We’ve heard the catchy descriptions: “We’re the Uber for Weed” (Eaze); “we’re the Uber for Massage” (Soothe); “the Uber for Booze” (Drizly). The list goes on…
Uber proved the scalability of the so-called “2-sided market” 10 years ago, spawning copycats across dozens of industries.
Has the mimicry worked? Based on Alexis Madrigal’s survey in The Atlantic, yes — for the companies, at least. For everyone else? Maybe not.
The Uber-ization of everything
There are hundreds of Uber-for-[X]s. The survey tracks 105 of them (in this lavish spreadsheet): Together, they have raised more than $7.4B in VC investment in industries ranging from food delivery to fitness.
But, to the more important question: How successful were they?
Here’s the breakdown: 54 are still kicking, 28 have gone the way of Enron, 19 have been acquired, and 4 have achieved hallowed “unicorn” status.
Imitation is the sincerest form of… fundraising?
The overwhelming majority, 73 of 105, did not fail. In pursuit of rapid growth, investors lined up for startups built from a template. But is “not failing” the same as succeeding?

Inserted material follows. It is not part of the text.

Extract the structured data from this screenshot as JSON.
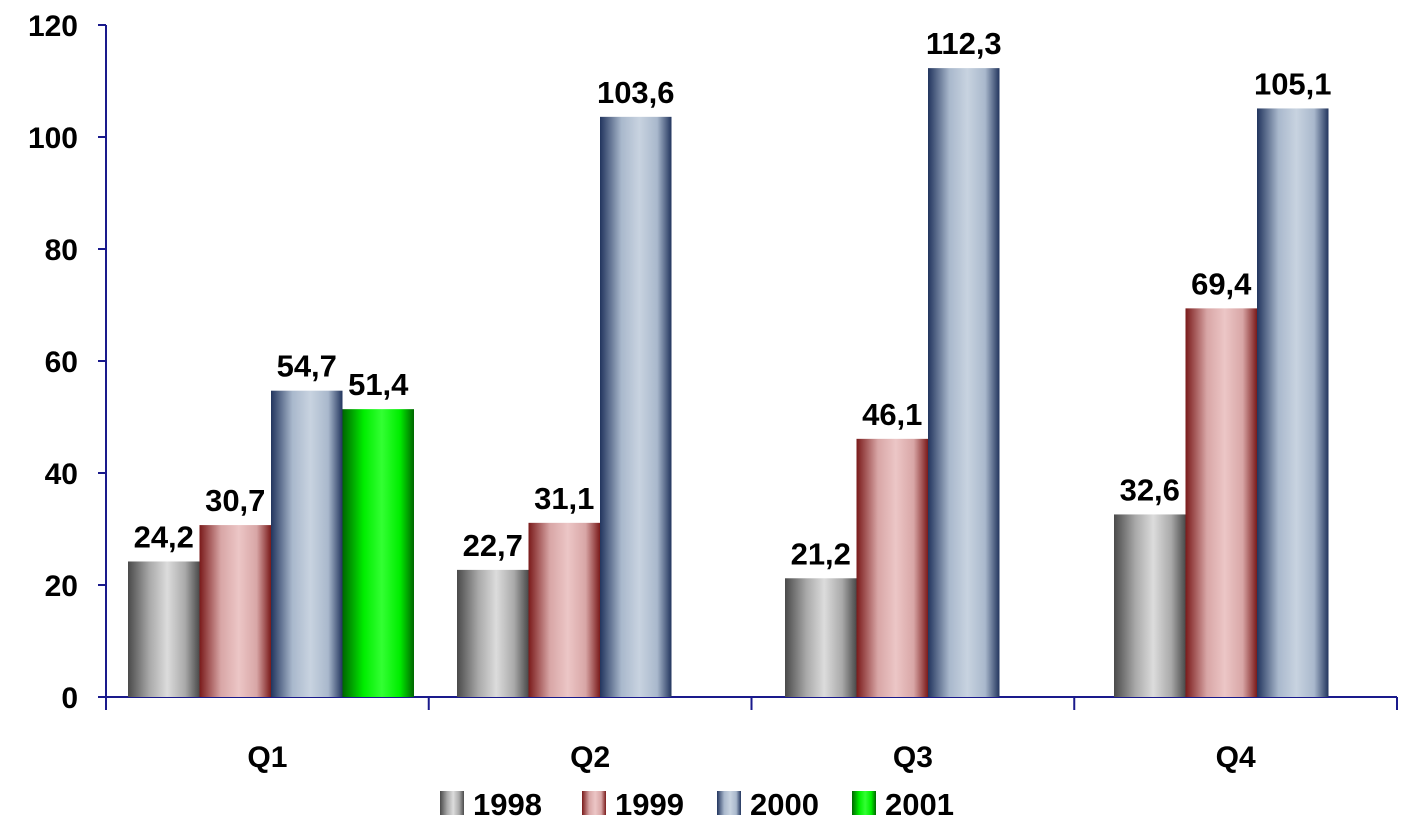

Consider this: Uber is still not profitable, (despite the $24B it’s raised). The 4 unicorns in the group — Instacart, DoorDash, Grubhub, and Postmates — have followed Uber’s expensive lead, raising an average of $1B apiece without becoming fully profitable.
Most gig economy platforms aren’t profitable — and may never be. Lyft’s IPO statement says: “We have incurred net losses each year since our inception and we may not be able to achieve or maintain profitability in the future.”
There aren’t many winners here
Well, these platforms must be good for workers and consumers… right?!
Not exactly: Ridesharing makes traffic worse, and gig workers struggle to make ends meet. But a myth of the “financial independence” they provide keeps these gig companies afloat in the court of public opinion.